フィギュアスケートの全日本選手権男子で、死力を尽くした鍵山優真は、大の字になって銀盤に倒れた。リンクサイドの父、正和コーチはガッツポーズを繰り返し、コストナー・コーチは称賛の拍手をやめない。もがき、苦しみ、ようやくつかんだ初の日本一。最終順位を確認して「やった!」と歓喜する息子を、涙ぐむ父はぐっと抱き寄せた。

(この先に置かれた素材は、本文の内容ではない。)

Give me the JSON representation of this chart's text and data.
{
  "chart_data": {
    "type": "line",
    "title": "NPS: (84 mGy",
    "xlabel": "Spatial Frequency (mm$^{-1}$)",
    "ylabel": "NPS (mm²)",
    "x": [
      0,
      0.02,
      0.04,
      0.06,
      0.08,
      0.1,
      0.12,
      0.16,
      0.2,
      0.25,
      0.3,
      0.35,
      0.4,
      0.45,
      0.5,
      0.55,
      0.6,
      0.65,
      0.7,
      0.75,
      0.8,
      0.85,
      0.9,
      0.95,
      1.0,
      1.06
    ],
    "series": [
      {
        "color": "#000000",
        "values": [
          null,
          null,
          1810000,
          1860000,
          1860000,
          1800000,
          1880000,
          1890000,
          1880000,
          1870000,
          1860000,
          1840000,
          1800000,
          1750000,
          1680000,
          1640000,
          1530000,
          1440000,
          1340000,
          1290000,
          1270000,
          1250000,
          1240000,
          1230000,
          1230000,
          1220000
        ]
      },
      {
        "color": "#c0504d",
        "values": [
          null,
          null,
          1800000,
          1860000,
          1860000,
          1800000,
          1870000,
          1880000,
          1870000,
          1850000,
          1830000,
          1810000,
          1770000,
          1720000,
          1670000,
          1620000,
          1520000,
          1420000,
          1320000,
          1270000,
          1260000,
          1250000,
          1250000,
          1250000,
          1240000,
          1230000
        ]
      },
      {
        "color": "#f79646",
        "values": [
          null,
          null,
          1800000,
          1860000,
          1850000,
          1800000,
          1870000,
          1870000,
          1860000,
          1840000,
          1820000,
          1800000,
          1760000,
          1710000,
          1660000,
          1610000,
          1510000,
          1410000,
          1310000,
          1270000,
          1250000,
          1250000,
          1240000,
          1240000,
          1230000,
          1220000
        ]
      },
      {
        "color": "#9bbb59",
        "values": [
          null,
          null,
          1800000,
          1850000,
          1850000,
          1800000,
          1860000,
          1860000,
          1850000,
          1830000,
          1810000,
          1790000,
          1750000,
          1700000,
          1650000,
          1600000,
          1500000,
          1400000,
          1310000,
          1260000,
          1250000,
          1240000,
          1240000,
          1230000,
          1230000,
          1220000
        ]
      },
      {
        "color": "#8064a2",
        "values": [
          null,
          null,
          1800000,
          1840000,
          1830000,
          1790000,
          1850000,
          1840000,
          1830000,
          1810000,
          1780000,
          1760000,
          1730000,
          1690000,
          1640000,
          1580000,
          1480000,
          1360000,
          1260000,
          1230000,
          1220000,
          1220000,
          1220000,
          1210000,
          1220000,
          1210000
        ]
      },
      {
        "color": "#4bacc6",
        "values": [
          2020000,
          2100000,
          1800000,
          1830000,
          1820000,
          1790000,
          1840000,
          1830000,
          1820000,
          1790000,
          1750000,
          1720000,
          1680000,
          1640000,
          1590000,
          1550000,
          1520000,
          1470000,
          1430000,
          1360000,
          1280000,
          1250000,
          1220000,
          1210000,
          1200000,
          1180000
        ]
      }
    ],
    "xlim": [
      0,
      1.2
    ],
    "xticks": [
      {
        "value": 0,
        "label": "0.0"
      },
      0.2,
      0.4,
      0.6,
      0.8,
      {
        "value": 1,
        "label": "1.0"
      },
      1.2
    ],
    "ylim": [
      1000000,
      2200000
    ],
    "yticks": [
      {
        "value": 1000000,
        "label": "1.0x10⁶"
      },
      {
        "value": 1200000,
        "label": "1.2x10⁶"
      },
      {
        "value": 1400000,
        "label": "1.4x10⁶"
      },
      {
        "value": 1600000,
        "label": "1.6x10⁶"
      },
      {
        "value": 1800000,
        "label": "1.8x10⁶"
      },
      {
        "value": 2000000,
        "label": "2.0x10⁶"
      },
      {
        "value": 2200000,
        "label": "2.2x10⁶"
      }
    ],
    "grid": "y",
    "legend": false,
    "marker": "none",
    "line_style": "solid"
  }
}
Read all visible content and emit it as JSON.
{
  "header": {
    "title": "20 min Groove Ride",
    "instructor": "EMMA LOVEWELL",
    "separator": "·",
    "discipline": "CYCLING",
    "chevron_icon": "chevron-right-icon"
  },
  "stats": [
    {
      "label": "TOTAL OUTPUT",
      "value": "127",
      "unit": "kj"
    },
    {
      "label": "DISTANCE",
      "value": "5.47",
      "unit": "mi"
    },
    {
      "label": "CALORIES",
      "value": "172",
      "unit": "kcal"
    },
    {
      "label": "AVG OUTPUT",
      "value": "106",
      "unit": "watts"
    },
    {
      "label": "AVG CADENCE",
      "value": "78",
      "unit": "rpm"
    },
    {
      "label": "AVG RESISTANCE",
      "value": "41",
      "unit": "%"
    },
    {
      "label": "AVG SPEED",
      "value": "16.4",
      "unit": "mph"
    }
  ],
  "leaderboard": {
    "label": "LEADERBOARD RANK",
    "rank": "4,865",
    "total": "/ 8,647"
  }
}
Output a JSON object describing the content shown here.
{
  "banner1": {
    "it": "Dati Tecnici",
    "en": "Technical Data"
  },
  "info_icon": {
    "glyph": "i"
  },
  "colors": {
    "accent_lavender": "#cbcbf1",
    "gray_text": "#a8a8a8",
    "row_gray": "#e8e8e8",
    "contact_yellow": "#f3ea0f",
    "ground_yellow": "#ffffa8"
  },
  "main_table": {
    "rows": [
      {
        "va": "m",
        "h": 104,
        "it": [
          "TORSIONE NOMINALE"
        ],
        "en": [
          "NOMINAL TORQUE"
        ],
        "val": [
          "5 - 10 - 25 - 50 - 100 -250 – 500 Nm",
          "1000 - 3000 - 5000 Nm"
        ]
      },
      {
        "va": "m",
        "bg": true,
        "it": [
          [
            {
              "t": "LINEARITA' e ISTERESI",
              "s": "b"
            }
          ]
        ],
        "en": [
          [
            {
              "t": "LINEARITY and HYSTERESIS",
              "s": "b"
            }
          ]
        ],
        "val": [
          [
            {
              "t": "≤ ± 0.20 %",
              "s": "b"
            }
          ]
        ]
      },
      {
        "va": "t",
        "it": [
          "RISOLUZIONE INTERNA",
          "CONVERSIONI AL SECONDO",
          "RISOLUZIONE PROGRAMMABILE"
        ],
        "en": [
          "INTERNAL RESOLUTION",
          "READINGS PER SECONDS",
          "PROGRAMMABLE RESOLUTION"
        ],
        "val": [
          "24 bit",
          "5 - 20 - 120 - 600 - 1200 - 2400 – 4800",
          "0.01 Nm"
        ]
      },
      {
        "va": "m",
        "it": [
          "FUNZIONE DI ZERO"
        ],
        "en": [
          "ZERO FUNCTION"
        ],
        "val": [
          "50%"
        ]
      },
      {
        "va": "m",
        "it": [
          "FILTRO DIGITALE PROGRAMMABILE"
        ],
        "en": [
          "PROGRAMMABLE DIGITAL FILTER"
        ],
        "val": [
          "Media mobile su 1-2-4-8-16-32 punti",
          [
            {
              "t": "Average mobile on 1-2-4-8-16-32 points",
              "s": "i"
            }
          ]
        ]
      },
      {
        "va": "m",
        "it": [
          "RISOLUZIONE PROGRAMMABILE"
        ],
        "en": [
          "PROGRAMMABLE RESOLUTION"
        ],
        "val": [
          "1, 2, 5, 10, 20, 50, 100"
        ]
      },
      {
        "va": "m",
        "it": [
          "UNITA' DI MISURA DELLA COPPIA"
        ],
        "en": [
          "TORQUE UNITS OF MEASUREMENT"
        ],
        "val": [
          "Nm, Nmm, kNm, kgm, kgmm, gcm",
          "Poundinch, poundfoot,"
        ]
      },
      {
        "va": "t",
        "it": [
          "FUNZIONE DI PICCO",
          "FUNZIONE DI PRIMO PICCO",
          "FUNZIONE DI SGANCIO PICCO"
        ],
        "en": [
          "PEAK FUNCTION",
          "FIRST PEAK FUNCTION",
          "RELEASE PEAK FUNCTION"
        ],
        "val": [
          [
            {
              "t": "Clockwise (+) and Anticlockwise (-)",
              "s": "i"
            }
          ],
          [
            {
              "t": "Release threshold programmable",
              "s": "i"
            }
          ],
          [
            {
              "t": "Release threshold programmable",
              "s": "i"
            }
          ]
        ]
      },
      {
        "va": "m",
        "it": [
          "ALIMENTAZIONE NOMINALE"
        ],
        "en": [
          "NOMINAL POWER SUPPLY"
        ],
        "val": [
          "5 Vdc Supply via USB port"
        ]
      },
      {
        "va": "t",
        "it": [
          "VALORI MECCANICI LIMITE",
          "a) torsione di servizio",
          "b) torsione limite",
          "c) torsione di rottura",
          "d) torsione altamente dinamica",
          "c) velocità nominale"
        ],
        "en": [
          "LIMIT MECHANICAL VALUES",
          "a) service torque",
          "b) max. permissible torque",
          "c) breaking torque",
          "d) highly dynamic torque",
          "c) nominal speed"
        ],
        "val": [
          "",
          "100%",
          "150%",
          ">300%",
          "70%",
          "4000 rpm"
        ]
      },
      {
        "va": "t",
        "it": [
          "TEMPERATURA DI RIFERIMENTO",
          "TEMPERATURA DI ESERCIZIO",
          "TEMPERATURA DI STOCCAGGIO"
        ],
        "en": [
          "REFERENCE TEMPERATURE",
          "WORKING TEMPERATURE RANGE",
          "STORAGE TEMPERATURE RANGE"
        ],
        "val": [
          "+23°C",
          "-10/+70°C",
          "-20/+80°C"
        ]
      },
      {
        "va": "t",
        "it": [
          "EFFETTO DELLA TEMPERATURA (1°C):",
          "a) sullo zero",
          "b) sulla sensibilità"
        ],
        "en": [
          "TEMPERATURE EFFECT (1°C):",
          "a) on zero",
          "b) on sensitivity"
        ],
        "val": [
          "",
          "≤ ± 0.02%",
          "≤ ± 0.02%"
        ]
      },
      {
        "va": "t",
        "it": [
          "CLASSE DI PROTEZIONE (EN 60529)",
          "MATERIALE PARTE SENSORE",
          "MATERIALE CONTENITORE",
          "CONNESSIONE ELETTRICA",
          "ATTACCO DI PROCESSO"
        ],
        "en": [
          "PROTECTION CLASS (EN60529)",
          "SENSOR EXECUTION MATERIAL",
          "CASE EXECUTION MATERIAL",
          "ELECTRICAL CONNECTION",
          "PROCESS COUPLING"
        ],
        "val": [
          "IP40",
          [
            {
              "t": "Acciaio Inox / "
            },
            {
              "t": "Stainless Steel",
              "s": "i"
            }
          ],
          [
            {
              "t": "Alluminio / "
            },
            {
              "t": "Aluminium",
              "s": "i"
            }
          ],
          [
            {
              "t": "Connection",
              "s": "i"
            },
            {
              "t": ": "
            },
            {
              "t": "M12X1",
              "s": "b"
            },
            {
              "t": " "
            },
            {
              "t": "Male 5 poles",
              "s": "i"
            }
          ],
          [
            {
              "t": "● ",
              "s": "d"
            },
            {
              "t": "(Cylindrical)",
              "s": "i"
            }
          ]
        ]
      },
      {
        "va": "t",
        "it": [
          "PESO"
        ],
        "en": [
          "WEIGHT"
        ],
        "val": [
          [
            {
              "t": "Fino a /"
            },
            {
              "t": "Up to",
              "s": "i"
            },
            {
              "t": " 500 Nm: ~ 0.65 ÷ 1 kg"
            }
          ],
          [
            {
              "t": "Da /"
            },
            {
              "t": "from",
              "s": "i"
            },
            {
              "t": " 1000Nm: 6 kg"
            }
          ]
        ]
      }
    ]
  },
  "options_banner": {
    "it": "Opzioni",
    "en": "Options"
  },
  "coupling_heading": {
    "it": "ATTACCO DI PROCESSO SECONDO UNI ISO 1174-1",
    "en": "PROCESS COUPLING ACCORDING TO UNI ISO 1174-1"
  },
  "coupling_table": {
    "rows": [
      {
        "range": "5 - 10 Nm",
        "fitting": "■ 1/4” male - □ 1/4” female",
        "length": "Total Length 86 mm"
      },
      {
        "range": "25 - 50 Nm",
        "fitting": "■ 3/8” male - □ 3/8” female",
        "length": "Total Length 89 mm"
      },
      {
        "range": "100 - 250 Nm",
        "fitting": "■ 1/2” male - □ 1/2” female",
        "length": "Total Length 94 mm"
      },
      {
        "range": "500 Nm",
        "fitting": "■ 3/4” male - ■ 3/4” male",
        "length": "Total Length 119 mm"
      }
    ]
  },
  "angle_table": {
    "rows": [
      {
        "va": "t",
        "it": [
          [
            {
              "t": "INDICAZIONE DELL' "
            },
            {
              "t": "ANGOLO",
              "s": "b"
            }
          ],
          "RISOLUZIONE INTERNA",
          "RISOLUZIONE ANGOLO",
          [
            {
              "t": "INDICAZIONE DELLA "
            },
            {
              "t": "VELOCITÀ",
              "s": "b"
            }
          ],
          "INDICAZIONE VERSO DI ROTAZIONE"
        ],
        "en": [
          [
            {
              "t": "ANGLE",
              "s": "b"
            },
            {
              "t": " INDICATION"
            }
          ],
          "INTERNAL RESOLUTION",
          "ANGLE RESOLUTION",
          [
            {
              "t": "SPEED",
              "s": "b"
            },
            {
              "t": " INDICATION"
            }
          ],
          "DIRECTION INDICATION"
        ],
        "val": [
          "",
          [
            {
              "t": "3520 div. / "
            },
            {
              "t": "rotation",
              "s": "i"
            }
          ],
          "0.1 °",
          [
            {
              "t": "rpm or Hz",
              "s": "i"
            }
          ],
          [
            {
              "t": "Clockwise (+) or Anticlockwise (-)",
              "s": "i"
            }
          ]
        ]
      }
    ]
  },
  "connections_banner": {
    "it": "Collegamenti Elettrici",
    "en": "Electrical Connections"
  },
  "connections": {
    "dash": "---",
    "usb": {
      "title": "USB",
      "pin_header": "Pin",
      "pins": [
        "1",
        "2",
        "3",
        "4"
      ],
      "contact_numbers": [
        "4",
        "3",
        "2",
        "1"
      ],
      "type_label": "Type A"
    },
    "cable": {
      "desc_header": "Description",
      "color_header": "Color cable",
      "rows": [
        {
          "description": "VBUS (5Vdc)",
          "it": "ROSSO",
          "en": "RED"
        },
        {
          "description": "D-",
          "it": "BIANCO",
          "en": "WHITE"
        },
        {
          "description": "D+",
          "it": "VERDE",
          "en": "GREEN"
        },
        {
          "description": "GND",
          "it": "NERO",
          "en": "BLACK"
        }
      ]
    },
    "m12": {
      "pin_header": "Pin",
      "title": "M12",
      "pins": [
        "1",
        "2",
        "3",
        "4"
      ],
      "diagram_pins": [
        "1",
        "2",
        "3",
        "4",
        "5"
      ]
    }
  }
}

SPは首位とはいえ、内容はいまひとつ。最終滑走のフリーは直前の中田が好演で重圧をかけてきた。それでも、日本の新エースは揺らがない。課題だったフリップ、続くサルコーの4回転を鮮やかに決め、4回転―3回転の連続トーループも成功。父から仕込まれた滑らかなスケーティングでも観客を引き込んだ。
2連覇していた宇野昌磨が引退し、今季から立場が大きく変わった。「鍵山選手ならやってくれるみたいな感じ」と周囲の期待を背負い、精神的なもろさを露呈することもあった。それでも「1ミリたりとも弱い部分を見せてはいけない」と練習を重ねることで自信を回復。瞑想も取り入れ、弱い自分との決別を図った。